Pink Ribbons

Photo courtesy of Flickr user Kaichanvong

The phone rang twice.

“I really didn’t want to do this over the phone.”

“What mom? What’s wrong?” Nicole Porter asked.

“I was going to wait until you were home next, but I really thought you should know.”

There was a pause on the line.

“I have breast cancer,” her mom said. “It’s really aggressive. I’m scheduled for a double mastectomy in two weeks.”

* * *

Patricia Porter’s breasts were gone.

She couldn’t look at herself in the mirror anymore.

She had just started her chemo treatments and wasn’t allowed to take her arthritis medication.

She couldn’t do things for herself anymore.

She was a useless monster.

It was right after her mastectomy. Nicole was traveling back and forth from her college classes in New Paltz to her parent’s house in Middletown everyday to take care of her mother.

Nicole walked into the kitchen at 10 a.m. The sink was full of dirty dishes and there was food left on the counter.

She walked down the hallway into her parents’ bedroom to find her mother lying on top of the blankets. She was too weak to pull them over herself.

“Mom, what can I do for you? What can I do to help?”

“Can you make me something to eat?” Her mom couldn’t open cans for herself anymore.

Nicole made soup and opened a can of Ensure.

She made her way around the house. There were piles and piles of dirty clothing on the floor. She did 10 loads of laundry that day.

She came back out into the living room and noticed that her mother’s plants were brown, the leaves falling off.

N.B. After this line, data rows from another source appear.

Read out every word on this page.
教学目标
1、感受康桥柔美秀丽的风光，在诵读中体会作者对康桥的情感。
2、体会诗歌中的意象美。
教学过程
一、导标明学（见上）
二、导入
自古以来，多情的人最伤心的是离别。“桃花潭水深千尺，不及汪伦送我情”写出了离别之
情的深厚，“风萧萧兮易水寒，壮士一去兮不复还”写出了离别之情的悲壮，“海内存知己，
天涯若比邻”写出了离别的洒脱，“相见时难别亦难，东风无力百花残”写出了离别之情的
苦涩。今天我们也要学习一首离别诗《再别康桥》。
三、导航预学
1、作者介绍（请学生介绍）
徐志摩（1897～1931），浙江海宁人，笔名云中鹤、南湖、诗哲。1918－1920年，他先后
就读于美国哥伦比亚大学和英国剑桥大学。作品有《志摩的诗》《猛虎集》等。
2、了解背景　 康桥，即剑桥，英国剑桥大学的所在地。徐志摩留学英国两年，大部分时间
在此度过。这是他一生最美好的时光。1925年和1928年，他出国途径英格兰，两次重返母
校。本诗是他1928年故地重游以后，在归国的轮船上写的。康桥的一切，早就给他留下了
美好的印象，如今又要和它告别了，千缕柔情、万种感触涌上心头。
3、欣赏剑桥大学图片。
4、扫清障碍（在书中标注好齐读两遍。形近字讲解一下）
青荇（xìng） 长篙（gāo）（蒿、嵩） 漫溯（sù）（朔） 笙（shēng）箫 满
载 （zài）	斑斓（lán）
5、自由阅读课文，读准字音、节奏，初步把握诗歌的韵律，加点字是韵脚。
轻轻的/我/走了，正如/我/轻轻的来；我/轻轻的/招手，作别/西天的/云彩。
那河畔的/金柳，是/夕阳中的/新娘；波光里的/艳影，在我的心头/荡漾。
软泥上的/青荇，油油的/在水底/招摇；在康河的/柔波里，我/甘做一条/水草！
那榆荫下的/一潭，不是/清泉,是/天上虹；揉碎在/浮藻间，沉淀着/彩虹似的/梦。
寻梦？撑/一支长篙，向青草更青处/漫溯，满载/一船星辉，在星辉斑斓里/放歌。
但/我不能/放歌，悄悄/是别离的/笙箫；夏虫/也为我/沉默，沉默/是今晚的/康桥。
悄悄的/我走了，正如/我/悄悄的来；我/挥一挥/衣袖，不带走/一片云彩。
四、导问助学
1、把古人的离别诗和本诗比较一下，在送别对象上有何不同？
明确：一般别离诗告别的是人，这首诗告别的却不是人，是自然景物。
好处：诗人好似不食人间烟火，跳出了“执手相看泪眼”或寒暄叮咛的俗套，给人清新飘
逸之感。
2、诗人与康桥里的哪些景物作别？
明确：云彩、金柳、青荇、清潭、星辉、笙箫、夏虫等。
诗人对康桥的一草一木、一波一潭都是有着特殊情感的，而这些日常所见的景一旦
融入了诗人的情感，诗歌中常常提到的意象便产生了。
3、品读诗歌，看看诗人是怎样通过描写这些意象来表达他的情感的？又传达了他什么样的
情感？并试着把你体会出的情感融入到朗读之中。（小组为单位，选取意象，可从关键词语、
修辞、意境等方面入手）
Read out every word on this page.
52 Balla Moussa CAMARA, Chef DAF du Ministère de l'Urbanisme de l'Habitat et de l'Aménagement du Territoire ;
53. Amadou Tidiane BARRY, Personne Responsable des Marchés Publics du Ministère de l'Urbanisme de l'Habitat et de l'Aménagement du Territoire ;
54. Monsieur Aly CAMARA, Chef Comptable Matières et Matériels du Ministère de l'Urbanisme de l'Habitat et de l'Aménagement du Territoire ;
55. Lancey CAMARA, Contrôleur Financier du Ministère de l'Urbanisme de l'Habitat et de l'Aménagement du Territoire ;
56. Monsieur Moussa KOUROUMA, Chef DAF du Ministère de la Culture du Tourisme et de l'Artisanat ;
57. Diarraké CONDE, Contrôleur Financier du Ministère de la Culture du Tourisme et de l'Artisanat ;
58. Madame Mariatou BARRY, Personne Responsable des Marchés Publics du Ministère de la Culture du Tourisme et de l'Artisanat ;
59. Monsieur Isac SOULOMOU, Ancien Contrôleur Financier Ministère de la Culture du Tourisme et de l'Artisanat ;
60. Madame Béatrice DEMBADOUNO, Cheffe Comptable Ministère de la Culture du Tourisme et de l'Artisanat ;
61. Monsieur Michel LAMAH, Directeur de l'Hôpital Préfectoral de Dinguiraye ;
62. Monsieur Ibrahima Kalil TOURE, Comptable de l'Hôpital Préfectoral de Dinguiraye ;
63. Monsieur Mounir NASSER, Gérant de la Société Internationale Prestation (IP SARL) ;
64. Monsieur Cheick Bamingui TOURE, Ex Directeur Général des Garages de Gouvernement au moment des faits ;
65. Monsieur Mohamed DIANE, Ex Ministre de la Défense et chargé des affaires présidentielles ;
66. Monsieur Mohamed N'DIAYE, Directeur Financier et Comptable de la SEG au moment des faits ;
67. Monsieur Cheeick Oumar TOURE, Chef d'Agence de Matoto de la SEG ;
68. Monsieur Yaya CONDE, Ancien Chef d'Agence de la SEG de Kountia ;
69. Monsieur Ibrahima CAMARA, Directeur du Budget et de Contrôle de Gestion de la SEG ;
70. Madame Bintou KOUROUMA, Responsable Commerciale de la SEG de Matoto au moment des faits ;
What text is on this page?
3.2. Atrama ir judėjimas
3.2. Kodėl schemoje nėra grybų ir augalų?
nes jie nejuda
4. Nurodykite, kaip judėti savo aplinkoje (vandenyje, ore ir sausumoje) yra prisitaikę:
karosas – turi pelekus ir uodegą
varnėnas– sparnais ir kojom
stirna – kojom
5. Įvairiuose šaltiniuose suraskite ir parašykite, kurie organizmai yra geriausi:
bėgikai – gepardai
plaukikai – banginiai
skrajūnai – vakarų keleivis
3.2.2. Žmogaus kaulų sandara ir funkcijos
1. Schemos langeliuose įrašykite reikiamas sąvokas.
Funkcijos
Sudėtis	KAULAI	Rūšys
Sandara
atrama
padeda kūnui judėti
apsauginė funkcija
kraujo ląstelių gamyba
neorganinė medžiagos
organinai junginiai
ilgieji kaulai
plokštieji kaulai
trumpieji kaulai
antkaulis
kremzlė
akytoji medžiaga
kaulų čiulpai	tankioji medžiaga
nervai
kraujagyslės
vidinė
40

The things that Patricia cherished most in the house were dying because she couldn’t carry a watering can anymore.

Nicole peeked into her mother’s room one last time.

“Do you need anything else? I need to get back for class.”

“No, it’s okay. I love you. I’ll see you tomorrow.”

“I love you, too.”

* * *

“I don’t want my hair to fall into the food,” Patricia said to Nicole.

It was Christmas Eve, and Patricia’s chemo treatments were taking effect. Her hair was falling out in handfuls, and being the traditional Italian that she was, she was more concerned with the food she cooked for her family than with her appearance.

“I want you to shave my head. I don’t want your father to do it,” she told Nicole.

Patricia was a hairdresser so she had all the supplies they would need. Nicole brought her mother into the bathroom and sat her in front of the mirror. She put the cape around her mother’s neck.

“Are you ready?”

Patricia nodded.

Bits and pieces of hair began falling to the floor around her feet.

“You missed a spot,” her mother said. “Make sure you get everything.”

When the job was finished, Nicole turned the buzzer off. Patricia ran her hand over the fuzz on her head. She walked into the kitchen

“Oh my God, you look like Sinead O’Connor!” Her husband said.

“Who’s Sinead O’Connor?” Patricia asked.

Nicole searched on the Internet for a picture of the musician to show her mother.

Patricia felt attractive to her husband again, and she felt for the first time in a long time everything might be alright.

* * *

Nicole had prepared dinner for her boyfriend and her parents at her apartment. Once they got there, they all began drinking.

Patricia was wearing a short, brunette wig. She wore a leather coat and a scarf to cover the breasts she no longer had.

Her mother was beginning to feel the effects of the alcohol when she tore her wig off.

“It’s too hot for that!”

She picked it up and put it on her daughter’s head and started to laugh. They all took turns putting the wig on and taking pictures, even Steve, Nicole’s boyfriend who hadn’t known the family that long.

At the end of the night, after Patricia had had a little too much to drink, and they were ready to leave, she headed for the bathroom. After 10 minutes went by, Nicole knocked on the door to make sure her mother was feeling alright.

Patricia opened the door and let her daughter in.

She was crying.

“They told me today that I might have lung cancer too. Nikki, I’m not afraid of dying. I’m afraid to leave you behind, to not see you get married and have babies. I’m so proud of you. You’re going to school; you’re making something of yourself.”

Nicole cleaned her mother up and the two went into the living room. Her parents left.

She had managed to keep her tears in until after her parents were gone and finally broke down. She began chain smoking and it dawned on her:

“My mother might have lung cancer and here I am, smoking like a chimney.”

* * *

The Porter family was sitting around the kitchen table for dinner.

“The doctor asked me to come in today,” Patricia said. “The lung cancer isn’t cancer, so that’s a relief. And I don’t want to make a big deal out of this because I don’t want to jinx myself, but as it turns out, the breast cancer has gone into remission.”